22     units did you say?  You said:  "We were even prepared to switch to ..."?

23        A.   Reconnaissance units that would go and gather data or information

24     on the territory of the Republic of Serbian Krajina.  That was our

25     territory.  Of course, in coordination with the forces of

Page 18989

 1     Republika Srpska, because an offensive was being prepared against

 2     Republika Srpska, against Prijedor, Banja Luka, and so on.  However, this

 3     was just a wish list, a laundry list.

 4        Q.   Let me ask you, General:  Are you familiar with whether there

 5     were camps organised for bringing back from Serbia males from the Krajina

 6     so that they would be retrained and deployed in units such as these?

 7        A.   Yes, there was one in Bijeljina and another one near Banja Luka,

 8     at - let me try to remember - the training-grounds at Manjaca.  But

 9     people did not wish to take up arms, so this fell through.  And this was

10     also not within our powers, because no one had the right to force anyone

11     to take up arms if they had already decided to give up fighting.

12        Q.   Was there a camp in Eastern Slavonia that you know of?

13        A.   I had no prerogatives in Eastern Slavonia.  I could not get

14     involved, nor would they let me enter Serbia.

15             MR. MISETIC:  Mr. President, I ask that this exhibit be marked,

16     and I tender it into evidence.

17             JUDGE ORIE:  Mr. Russo.

18             MR. RUSSO:  No objection.

19             JUDGE ORIE:  Mr. Registrar.

20             THE REGISTRAR:  That's Exhibit D1524, Your Honours.

21             JUDGE ORIE:  And is admitted into evidence.

22             MR. MISETIC:  General Mrksic, thank you very much.  That

23     completes my examination --

24             THE WITNESS: [Interpretation] Thank you for inviting me to

25     testify.

Page 18990

 1             JUDGE ORIE:  Mr. Mrksic --

 2             THE WITNESS: [Interpretation] Yes.

 3             JUDGE ORIE:  -- we'll adjourn for the day, and we'd like to see

 4     you back on Monday at 9.00.  And I'm quite confident that we'll be able

 5     to conclude your testimony in time.  Mr. Misetic strictly kept to his

 6     time assessment, and I expect the other parties to do the same, which

 7     would not in any way endanger your personal interest next week.
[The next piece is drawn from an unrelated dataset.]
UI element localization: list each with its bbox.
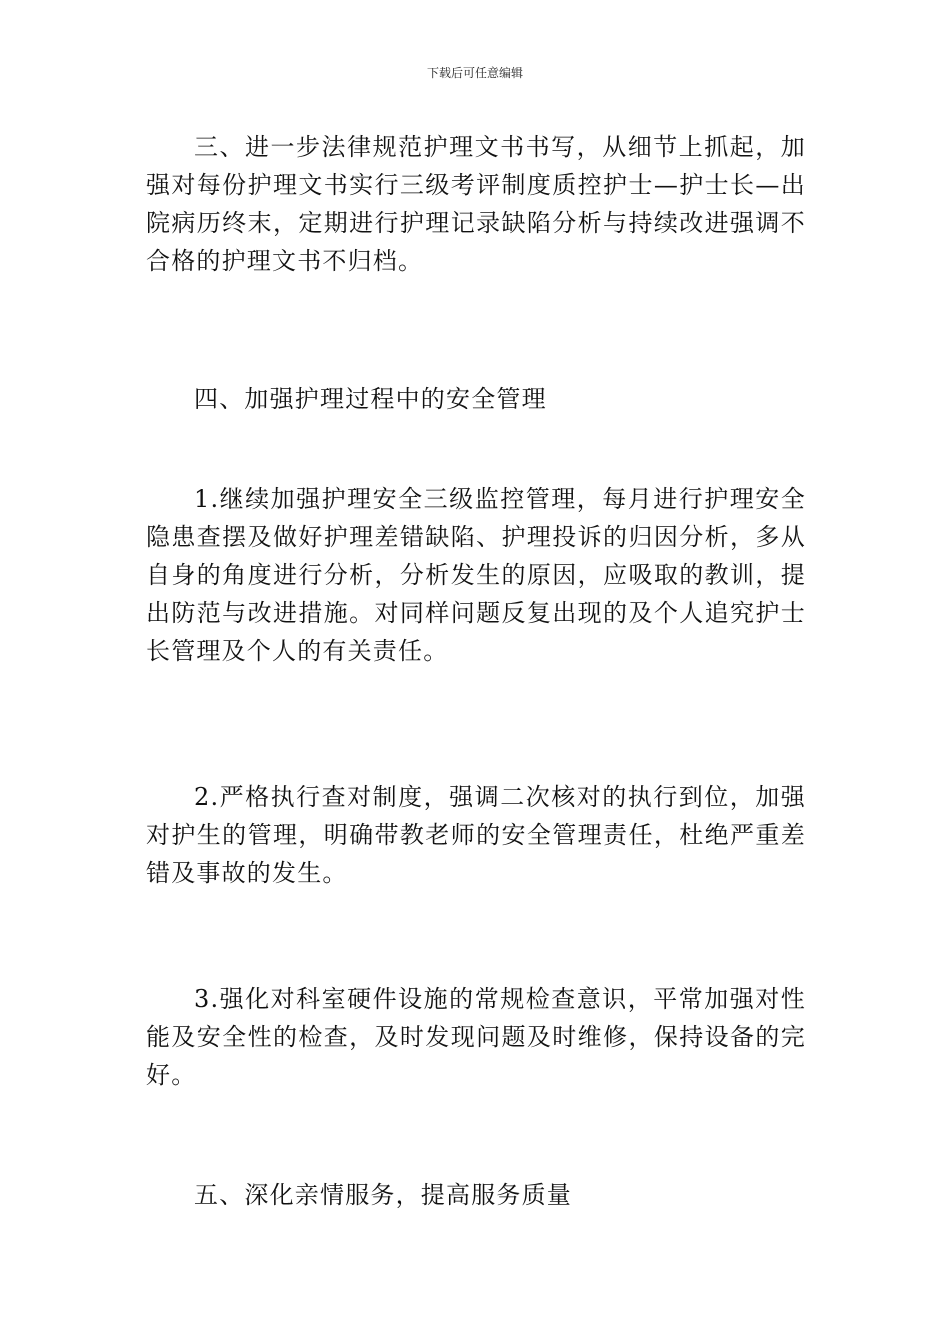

 8             Could -- Mr. Mrksic, I would like again to instruct you that you

 9     should not speak with anyone about the substance.  You know the

10     difference about the weather, fine; about your health, fine.  But not

11     about your testimony.

12             Could Mr. Mrksic be escorted out of the courtroom.

13                           [The witness stands down]

14             JUDGE ORIE:  Then I'd like to deliver a very short decision, so

15     that's from the table as well, and that is a decision on the admission of

16     P2539.

17             On the 9th of June, 2009, the Prosecution tendered P2539, of

18     which it had put an excerpt to Witness Zuzul.  The excerpt is from a news

19     article according to which the witness had, on the 24th of July, 1997,

20     and in his capacity as Croatian ambassador to the US, announced Croatia's

21     resistance to orders by this Tribunal to produce documents implicating

22     President Tudjman in the Bosnian war.  The witness commented in court on

23     the excerpt.  All of this can be found between transcript pages 18374 and

24     18380.

25             The Chamber admits P2539 into evidence because it provides the

Page 18991

 1     context to the witness's comments on the article, which may be difficult

 2     to understand and to evaluate in the absence of P2539.  The Chamber is

 3     mindful that it is a hearsay statement.  The Chamber further emphasizes

 4     that the admission is no indication of the weight, if any, which the

 5     Chamber may ultimately attach to this article.

 6             And this concludes the Chamber's decision on the admission of

 7     P2539.

 8             We adjourn, and we'll resume on Monday, the 22nd of June, 9.00 in

 9     the morning, Courtroom I.

10                           --- Whereupon the hearing adjourned at 1.51 p.m.,

11                           to be reconvened on Monday, the 22nd day of June,

12                           2009, at 9.00 a.m.